English    Türkçe    فارسی   

6
2254-2278

  • Çocukluğunda oyunla oynarsa da yavaş yavaş akıl denizine âşina olur, o denize dalar, yüzer.
  • Çocuk, oyunla akıllanır, oynaya oynaya aklı başına gelir onun. Oyun, görünüşte akla uymaz ama iş böyledir işte: 2255
  • Deli çocuk, oyun oynar mı? Cüzü lâzım ki külle dönsün.
  • Kubbe ve define hikâyesi
  • İşte o yoksulun hayali, riyasız olarak gel, gel demekle beni âciz bıraktı.
  • Onun sesini sen duymazsın ama ben duyarım. Çünkü gizlilik âleminde onun sırdaşıyım ben.
  • Onu define arıyor sanma. Define kendisi. Dost, mânada dosttan başka bir şey olabilir mi?
  • Her lâhza o, kendisine secde etmede. Yüzünü görmek için önüne bir ayna koymuş secde ediyor. 2260
  • Aynada hakikati bir habbecik görseydi ondan bir hayalden başka bir şey kalmazdı.
  • Hayalleri de yok olurdu, kendisi de. Bilgisi, bilgisizlikte mahvolmak olurdu.
  • Bizim bilgisizliğimizden başka bir bilgi, şüphe yok ki benim diye apaçık baş gösterirdi.

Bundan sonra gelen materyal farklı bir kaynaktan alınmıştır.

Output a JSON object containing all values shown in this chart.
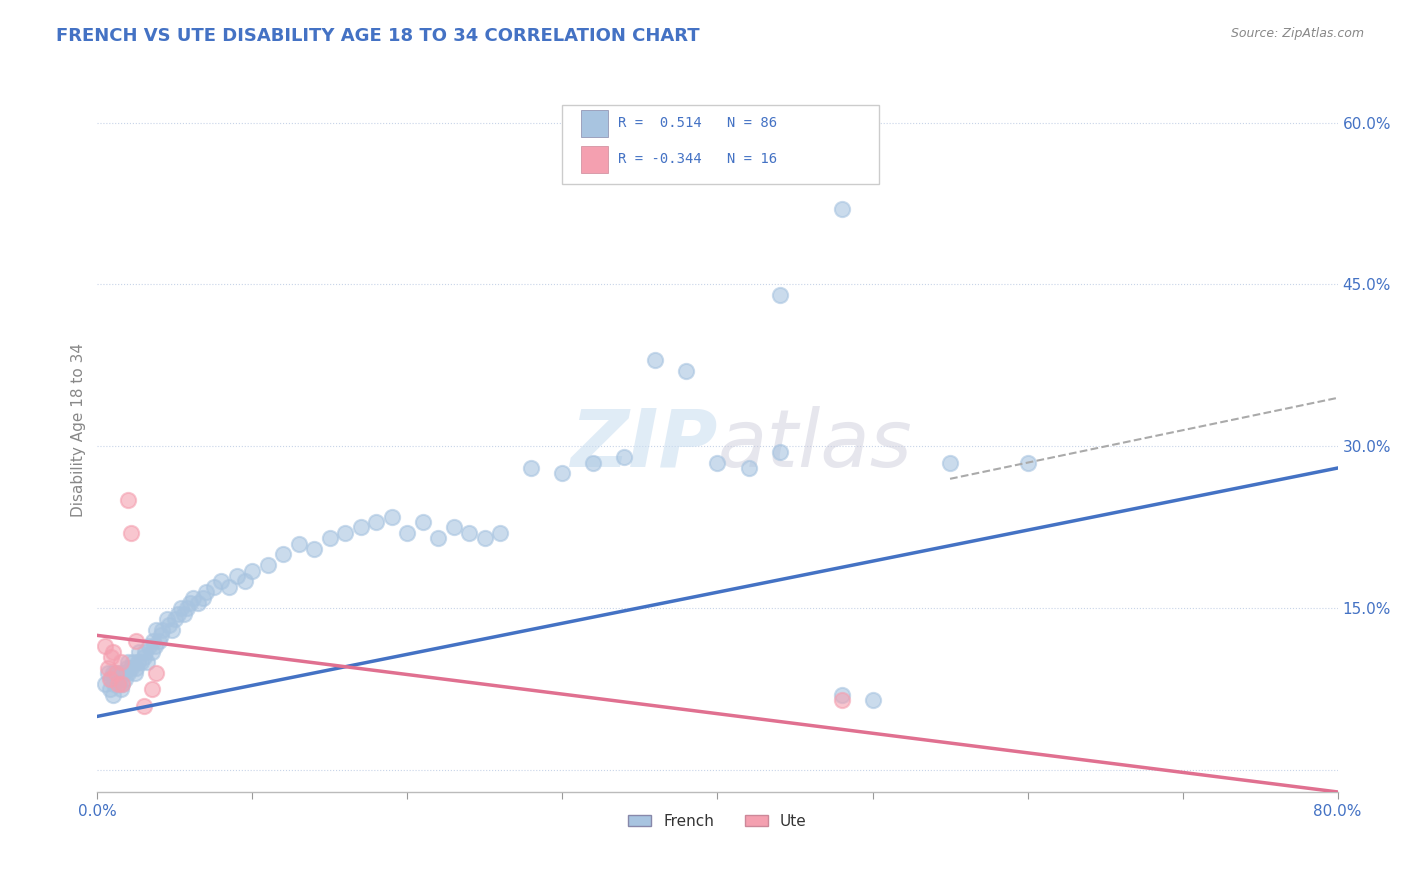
{
  "title": "FRENCH VS UTE DISABILITY AGE 18 TO 34 CORRELATION CHART",
  "source": "Source: ZipAtlas.com",
  "ylabel": "Disability Age 18 to 34",
  "xlim": [
    0.0,
    0.8
  ],
  "ylim": [
    -0.02,
    0.65
  ],
  "french_R": 0.514,
  "french_N": 86,
  "ute_R": -0.344,
  "ute_N": 16,
  "french_color": "#a8c4e0",
  "ute_color": "#f4a0b0",
  "french_line_color": "#4472c4",
  "ute_line_color": "#e07090",
  "dashed_color": "#aaaaaa",
  "watermark": "ZIPatlas",
  "background_color": "#ffffff",
  "grid_color": "#c8d4e8",
  "french_points": [
    [
      0.005,
      0.08
    ],
    [
      0.007,
      0.09
    ],
    [
      0.008,
      0.075
    ],
    [
      0.009,
      0.085
    ],
    [
      0.01,
      0.07
    ],
    [
      0.01,
      0.09
    ],
    [
      0.011,
      0.08
    ],
    [
      0.012,
      0.09
    ],
    [
      0.013,
      0.085
    ],
    [
      0.014,
      0.08
    ],
    [
      0.015,
      0.075
    ],
    [
      0.015,
      0.09
    ],
    [
      0.016,
      0.08
    ],
    [
      0.017,
      0.09
    ],
    [
      0.018,
      0.085
    ],
    [
      0.019,
      0.095
    ],
    [
      0.02,
      0.09
    ],
    [
      0.02,
      0.1
    ],
    [
      0.022,
      0.095
    ],
    [
      0.023,
      0.1
    ],
    [
      0.024,
      0.09
    ],
    [
      0.025,
      0.095
    ],
    [
      0.026,
      0.1
    ],
    [
      0.027,
      0.11
    ],
    [
      0.028,
      0.1
    ],
    [
      0.03,
      0.105
    ],
    [
      0.031,
      0.11
    ],
    [
      0.032,
      0.1
    ],
    [
      0.033,
      0.115
    ],
    [
      0.035,
      0.11
    ],
    [
      0.036,
      0.12
    ],
    [
      0.037,
      0.115
    ],
    [
      0.038,
      0.13
    ],
    [
      0.04,
      0.12
    ],
    [
      0.041,
      0.125
    ],
    [
      0.042,
      0.13
    ],
    [
      0.045,
      0.14
    ],
    [
      0.046,
      0.135
    ],
    [
      0.048,
      0.13
    ],
    [
      0.05,
      0.14
    ],
    [
      0.052,
      0.145
    ],
    [
      0.054,
      0.15
    ],
    [
      0.056,
      0.145
    ],
    [
      0.058,
      0.15
    ],
    [
      0.06,
      0.155
    ],
    [
      0.062,
      0.16
    ],
    [
      0.065,
      0.155
    ],
    [
      0.068,
      0.16
    ],
    [
      0.07,
      0.165
    ],
    [
      0.075,
      0.17
    ],
    [
      0.08,
      0.175
    ],
    [
      0.085,
      0.17
    ],
    [
      0.09,
      0.18
    ],
    [
      0.095,
      0.175
    ],
    [
      0.1,
      0.185
    ],
    [
      0.11,
      0.19
    ],
    [
      0.12,
      0.2
    ],
    [
      0.13,
      0.21
    ],
    [
      0.14,
      0.205
    ],
    [
      0.15,
      0.215
    ],
    [
      0.16,
      0.22
    ],
    [
      0.17,
      0.225
    ],
    [
      0.18,
      0.23
    ],
    [
      0.19,
      0.235
    ],
    [
      0.2,
      0.22
    ],
    [
      0.21,
      0.23
    ],
    [
      0.22,
      0.215
    ],
    [
      0.23,
      0.225
    ],
    [
      0.24,
      0.22
    ],
    [
      0.25,
      0.215
    ],
    [
      0.26,
      0.22
    ],
    [
      0.28,
      0.28
    ],
    [
      0.3,
      0.275
    ],
    [
      0.32,
      0.285
    ],
    [
      0.34,
      0.29
    ],
    [
      0.36,
      0.38
    ],
    [
      0.38,
      0.37
    ],
    [
      0.4,
      0.285
    ],
    [
      0.42,
      0.28
    ],
    [
      0.44,
      0.295
    ],
    [
      0.48,
      0.07
    ],
    [
      0.5,
      0.065
    ],
    [
      0.55,
      0.285
    ],
    [
      0.6,
      0.285
    ],
    [
      0.48,
      0.52
    ],
    [
      0.44,
      0.44
    ]
  ],
  "ute_points": [
    [
      0.005,
      0.115
    ],
    [
      0.007,
      0.095
    ],
    [
      0.008,
      0.085
    ],
    [
      0.009,
      0.105
    ],
    [
      0.01,
      0.11
    ],
    [
      0.012,
      0.09
    ],
    [
      0.013,
      0.08
    ],
    [
      0.015,
      0.1
    ],
    [
      0.016,
      0.08
    ],
    [
      0.02,
      0.25
    ],
    [
      0.022,
      0.22
    ],
    [
      0.025,
      0.12
    ],
    [
      0.03,
      0.06
    ],
    [
      0.035,
      0.075
    ],
    [
      0.038,
      0.09
    ],
    [
      0.48,
      0.065
    ]
  ],
  "french_line": [
    0.0,
    0.05,
    0.8,
    0.28
  ],
  "ute_line": [
    0.0,
    0.125,
    0.8,
    -0.02
  ],
  "dashed_line": [
    0.55,
    0.27,
    0.8,
    0.345
  ]
}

  • Âdem’e secde edin diye ses gelip durmada. Âdem’seniz bir an olsun kendinizi görün!
  • Bu ses, meleklerin gözünden şaşılığı giderdi de yeryüzü, onlarca lâcivert gökyüzünün aynı oldu. 2265
  • Tanrı’dan başka tapacak yoktur dedi, tapacak yalnız Tanrı’dır demekle ondan başka varlık yoktur demiş oldu ve birlik açıldı.
  • O dostun, o doğru yolu bulmuş sevgilinin kulağımızı çekmesi zamanı geldi.
  • Kulağımızı tutup çeşmeye götürerek ağzını burada, bu suyla yıka, halktan gizlediğin şeyleri söyleme demesinin tam vakti.
  • Fakat söylesen de o meydana çıkmaz ki. Yalnız sen açmayı kastetmekle suçlu olursun, o kadar.
  • Fakat ben, onların etrafında dönüp duruyorum işte. Bunu söyleyen de benim dinleyen de. 2270
  • Yoksulun ve definenin suretini söyle. Bunlar, eziyet çekenlerdir, o eziyeti anlat bakalım!
  • Rahmet çeşmesi, onlara haram oldu. Öldürücü zehri kadeh kadeh içiyorlar.
  • Eteklerine toprak doldurmuşlar, şu kaynakları doldurmaya geliyorlar.
  • Denizden yardım gören bu kaynak, şu iyi kötü bir avuç toprağın çalışıp çabalaması ile dolar mı hiç?
  • Fakat sizi bıraktım, size karşı kurudum, ebediyen de akmayacağım der… 2275
  • Halk, iştah bakımından ters tabiatlıdır. Öyleleri vardır ki suyu bırakır, içmez de toprak yer.
  • Halk peygamberlerin tabiatlarına zıttır, tutar ejderhaya dayanır.
  • Tanrı’nın göze mühür vurmasını, gözü kapatmasını bildin, fakat neden göz yumdun, bunu da bildin mi?